Arctic sea ice at record low level
The amount of sea ice in the Arctic has fallen to the lowest level on record, a confirmation of the drastic warming in the region and a likely harbinger of larger changes to come.
Satellites tracking the extent of the sea ice found over the weekend that it covered about 1.58 million square miles, or less than 30 per cent of the Arctic Ocean's surface, scientists said.
That is only slightly below the previous record low, set in 2007, but with weeks still to go in the summer melting season, it is clear that the record will be beaten by a wide margin.
The National Snow and Ice Data Centre, a government-sponsored research agency in Boulder, Colorado, announced the findings last night in collaboration with Nasa.
The amount of sea ice in summer has declined more than 40 per cent since satellite tracking began in the late 1970s, a trend that most scientists believe is primarily a consequence of human activity.

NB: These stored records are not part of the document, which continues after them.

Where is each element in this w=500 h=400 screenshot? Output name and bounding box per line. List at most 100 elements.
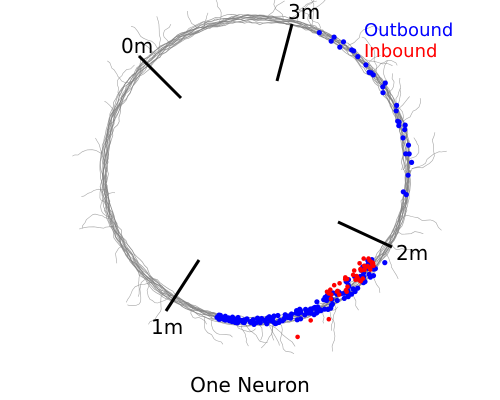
outbound-spike bbox=[241, 320, 247, 326]
track-excursion bbox=[137, 270, 144, 297]
track-excursion bbox=[215, 0, 222, 23]
inbound-spike bbox=[345, 284, 350, 290]
inbound-spike bbox=[360, 276, 366, 281]
outbound-spike bbox=[340, 39, 347, 45]
outbound-spike bbox=[366, 271, 372, 277]
inbound-spike bbox=[328, 287, 333, 293]
outbound-spike bbox=[221, 315, 227, 321]
track-excursion bbox=[79, 226, 115, 230]
marker-tick-2m bbox=[337, 220, 393, 249]
track-excursion bbox=[211, 316, 233, 338]
inbound-spike bbox=[326, 316, 332, 322]
track-excursion bbox=[125, 281, 155, 303]
inbound-spike bbox=[295, 334, 300, 340]
outbound-spike bbox=[370, 72, 376, 78]
track-excursion bbox=[403, 214, 442, 231]
track-excursion bbox=[273, 0, 284, 19]
inbound-spike bbox=[343, 275, 348, 280]
outbound-spike bbox=[322, 306, 328, 312]
outbound-spike bbox=[257, 319, 263, 325]
inbound-spike bbox=[308, 318, 314, 323]
track-excursion bbox=[366, 55, 381, 66]
inbound-spike bbox=[357, 278, 362, 283]
figure-caption: One Neuron bbox=[190, 373, 310, 397]
track-excursion bbox=[140, 41, 157, 55]
outbound-spike bbox=[403, 192, 409, 198]
marker-label-0m: 0m bbox=[121, 34, 154, 58]
outbound-spike bbox=[216, 314, 222, 320]
inbound-spike bbox=[326, 291, 332, 296]
outbound-spike bbox=[380, 90, 386, 96]
track-excursion bbox=[260, 324, 274, 349]
distance-markers bbox=[137, 23, 393, 312]
track-excursion bbox=[107, 60, 135, 83]
track-excursion bbox=[131, 26, 160, 49]
track-excursion bbox=[81, 213, 111, 229]
outbound-spike bbox=[315, 304, 321, 310]
inbound-spike bbox=[328, 296, 334, 302]
outbound-spike bbox=[409, 159, 415, 165]
outbound-spike bbox=[337, 44, 343, 50]
track-excursion bbox=[385, 253, 399, 280]
inbound-spike bbox=[354, 273, 359, 279]
outbound-spike bbox=[363, 62, 369, 68]
track-excursion bbox=[296, 0, 317, 23]
outbound-spike bbox=[350, 286, 356, 292]
outbound-spike bbox=[393, 108, 399, 114]
track-excursion bbox=[307, 0, 326, 28]
legend-inbound: Inbound bbox=[364, 41, 438, 62]
track-excursion bbox=[100, 192, 116, 218]
track-excursion bbox=[410, 150, 447, 170]
track-excursion bbox=[348, 25, 381, 46]
outbound-spike bbox=[279, 318, 285, 324]
inbound-spike bbox=[344, 289, 350, 295]
track-excursion bbox=[203, 12, 209, 28]
outbound-spike bbox=[314, 299, 320, 305]
inbound-spike bbox=[362, 267, 367, 273]
track-excursion bbox=[412, 132, 436, 169]
track-excursion bbox=[269, 325, 296, 347]
track-excursion bbox=[156, 16, 161, 55]
inbound-spike bbox=[331, 282, 337, 288]
inbound-spike bbox=[357, 261, 362, 266]
outbound-spike bbox=[271, 313, 277, 319]
inbound-spike bbox=[361, 256, 367, 261]
track-excursion bbox=[148, 290, 168, 325]
outbound-spike bbox=[298, 316, 304, 322]
track-excursion bbox=[203, 316, 224, 345]
outbound-spike bbox=[328, 302, 335, 308]
track-excursion bbox=[187, 10, 197, 28]
track-excursion bbox=[127, 279, 146, 307]
inbound-spike bbox=[370, 260, 376, 266]
outbound-spike bbox=[402, 127, 408, 133]
inbound-spike bbox=[365, 263, 371, 269]
outbound-spike bbox=[247, 319, 254, 325]
outbound-spike bbox=[355, 285, 361, 291]
marker-tick-0m bbox=[137, 54, 183, 100]
outbound-spike bbox=[275, 312, 281, 319]
outbound-spike bbox=[349, 47, 355, 53]
outbound-spike bbox=[296, 310, 302, 316]
inbound-spike bbox=[368, 267, 373, 272]
track-excursion bbox=[364, 59, 393, 66]
outbound-spike bbox=[303, 306, 309, 312]
outbound-spike bbox=[321, 297, 327, 303]
track-excursion bbox=[241, 321, 249, 347]
outbound-spike bbox=[316, 29, 322, 36]
inbound-spike bbox=[358, 266, 363, 272]
marker-label-1m: 1m bbox=[151, 315, 184, 339]
track-excursion bbox=[246, 14, 269, 19]
outbound-spike bbox=[307, 306, 314, 312]
track-excursion bbox=[162, 23, 172, 44]
legend-outbound: Outbound bbox=[364, 20, 454, 41]
outbound-spike bbox=[382, 260, 388, 266]
inbound-spike bbox=[353, 277, 358, 283]
outbound-spike bbox=[396, 119, 402, 125]
marker-label-3m: 3m bbox=[288, 0, 321, 24]
track-excursion bbox=[329, 307, 336, 352]
outbound-spike bbox=[253, 320, 259, 326]
outbound-spike bbox=[394, 102, 400, 108]
track-excursion bbox=[146, 282, 171, 304]
outbound-spike bbox=[334, 297, 340, 304]
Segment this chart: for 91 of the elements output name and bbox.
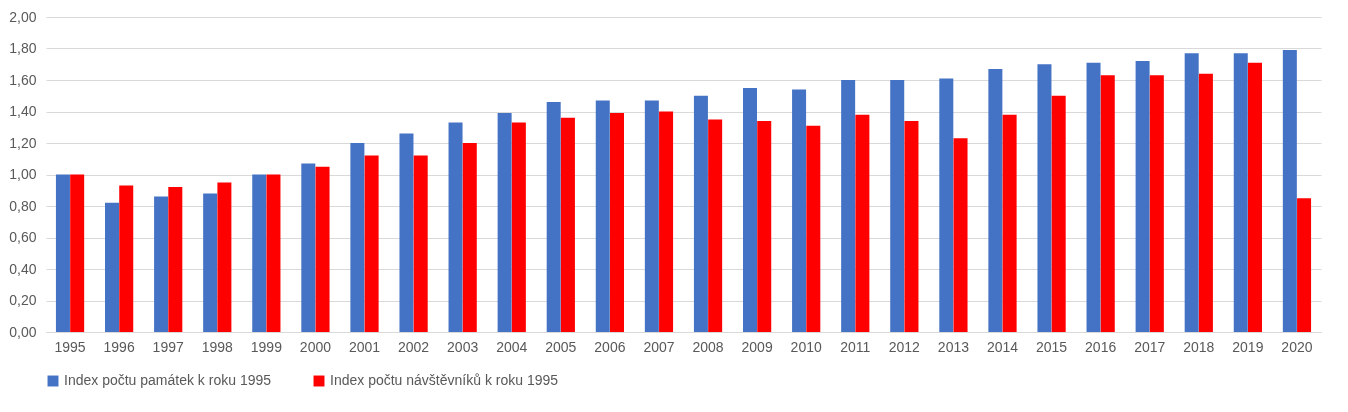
bar	[546, 102, 561, 332]
y-tick-label: 1,40	[9, 103, 37, 119]
x-tick-label: 2020	[1281, 338, 1313, 355]
bar	[1282, 50, 1297, 332]
bar	[644, 100, 659, 332]
bar	[1297, 198, 1312, 332]
x-tick-label: 2012	[888, 338, 921, 355]
x-tick-label: 1998	[201, 338, 234, 355]
bar	[55, 174, 70, 332]
x-tick-label: 2008	[692, 338, 724, 355]
bar	[105, 202, 120, 332]
bar	[1198, 73, 1213, 332]
bar	[988, 68, 1003, 332]
bar	[70, 174, 85, 332]
bar	[953, 138, 968, 332]
bar	[301, 163, 316, 332]
x-tick-label: 2019	[1232, 338, 1264, 355]
x-tick-label: 2001	[348, 338, 381, 355]
bar	[203, 193, 218, 332]
bar	[1037, 64, 1052, 332]
bar	[364, 155, 379, 332]
x-tick-label: 2005	[545, 338, 577, 355]
bar	[252, 174, 267, 332]
y-tick-label: 1,80	[9, 40, 37, 56]
bar	[1233, 53, 1248, 332]
bar	[1086, 62, 1101, 332]
bar	[511, 122, 526, 332]
bar	[217, 182, 232, 332]
x-tick-label: 2006	[594, 338, 626, 355]
bar	[659, 111, 674, 332]
x-tick-label: 2004	[496, 338, 528, 355]
bar	[1002, 114, 1017, 332]
x-tick-label: 2000	[299, 338, 332, 355]
bar	[890, 80, 905, 332]
bar	[855, 114, 870, 332]
bar	[841, 80, 856, 332]
bar	[1184, 53, 1199, 332]
x-tick-label: 2010	[790, 338, 822, 355]
bar	[1100, 75, 1115, 332]
x-tick-label: 1997	[152, 338, 184, 355]
y-tick-label: 0,00	[9, 323, 37, 340]
bar	[560, 117, 575, 332]
legend-label: Index počtu návštěvníků k roku 1995	[330, 372, 559, 388]
x-tick-label: 2013	[937, 338, 970, 355]
bar	[399, 133, 414, 332]
bar	[806, 125, 821, 332]
x-tick-label: 1995	[54, 338, 86, 355]
bar	[350, 143, 365, 332]
bar	[610, 113, 624, 332]
x-tick-label: 2014	[986, 338, 1019, 355]
legend-label: Index počtu památek k roku 1995	[64, 372, 272, 388]
x-tick-label: 1999	[250, 338, 283, 355]
x-tick-label: 1996	[103, 338, 135, 355]
x-tick-label: 2015	[1035, 338, 1068, 355]
bar	[757, 120, 772, 332]
y-tick-label: 1,20	[9, 134, 37, 151]
bar	[119, 185, 134, 332]
y-tick-label: 1,60	[9, 71, 37, 88]
bar	[1247, 62, 1262, 332]
bar	[595, 100, 610, 332]
x-tick-label: 2011	[840, 338, 871, 355]
x-tick-label: 2017	[1134, 338, 1166, 355]
bar	[168, 187, 183, 332]
bar	[1051, 95, 1066, 332]
y-tick-label: 2,00	[9, 8, 37, 25]
bar	[154, 196, 169, 332]
bar	[315, 166, 330, 332]
bar	[904, 120, 919, 332]
bar	[693, 95, 708, 332]
x-tick-label: 2007	[643, 338, 675, 355]
x-tick-label: 2002	[398, 338, 430, 355]
bar	[448, 122, 463, 332]
bar	[792, 89, 807, 332]
x-tick-label: 2016	[1085, 338, 1117, 355]
bar	[1135, 61, 1150, 332]
bar	[413, 155, 428, 332]
y-tick-label: 0,40	[9, 260, 37, 277]
bar	[266, 174, 281, 332]
bar	[939, 78, 954, 332]
bar	[497, 113, 512, 332]
y-tick-label: 1,00	[9, 166, 37, 182]
bar	[743, 87, 757, 332]
y-tick-label: 0,20	[9, 292, 37, 308]
bar	[462, 143, 477, 332]
x-tick-label: 2009	[741, 338, 773, 355]
bar	[708, 119, 723, 332]
x-tick-label: 2018	[1183, 338, 1215, 355]
y-tick-label: 0,60	[9, 229, 37, 245]
bar	[1149, 75, 1164, 332]
y-tick-label: 0,80	[9, 197, 37, 214]
x-tick-label: 2003	[447, 338, 479, 355]
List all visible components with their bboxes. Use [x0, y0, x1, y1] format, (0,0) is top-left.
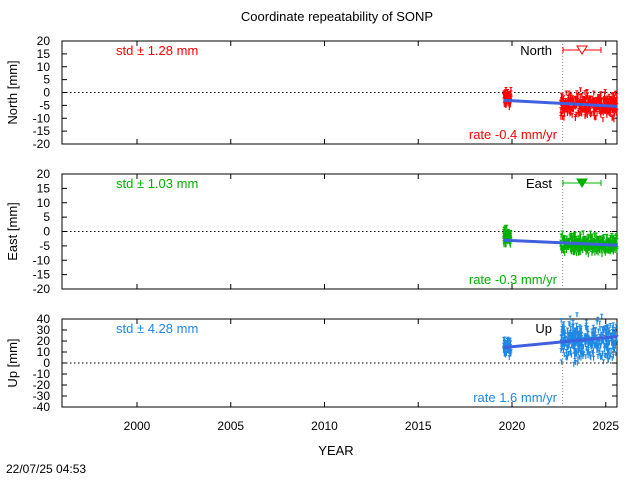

"It's hard even for people like me to believe, to see that climate change is actually doing what our worst fears dictated," said Jennifer A Francis, a Rutgers University scientist who studies the effect of sea ice on weather patterns.
"It's starting to give me chills, to tell you the truth."
Scientific forecasts based on computer modelling have long suggested that a time will come when the Arctic will be completely free of ice in the summer, perhaps by the middle of the century.
This year's prodigious melting is lending credibility to more pessimistic analyses that it may come much sooner, perhaps by the end of the decade.
"It's an example of how uncertainty is not our friend when it comes to climate-change risk," said Michael E Mann, a climate scientist at Pennsylvania State University.
"In this case, the models were almost certainly too conservative in the changes they were projecting, probably because of important missing physics."
Experts say that a large storm in the Arctic this summer may have contributed to setting the record. But it would not have happened, they say, if the ice had not been steadily contracting for the past several decades.
The pace of that decline seems to be accelerating.
But scientists are somewhat cautious in their predictions, given that sea ice is prone to natural variability.
They have only a 33-year record of careful satellite observations, and before that, only sketchy data from maps and other historical sources.
By itself, the melting of sea ice does not raise global sea levels, because the floating ice is already displacing its weight in seawater. But the sharp warming that is causing the sea ice to melt also threatens land ice, notably the Greenland ice sheet, which is melting at what appears to be an accelerating pace, and melting land ice does raise sea levels.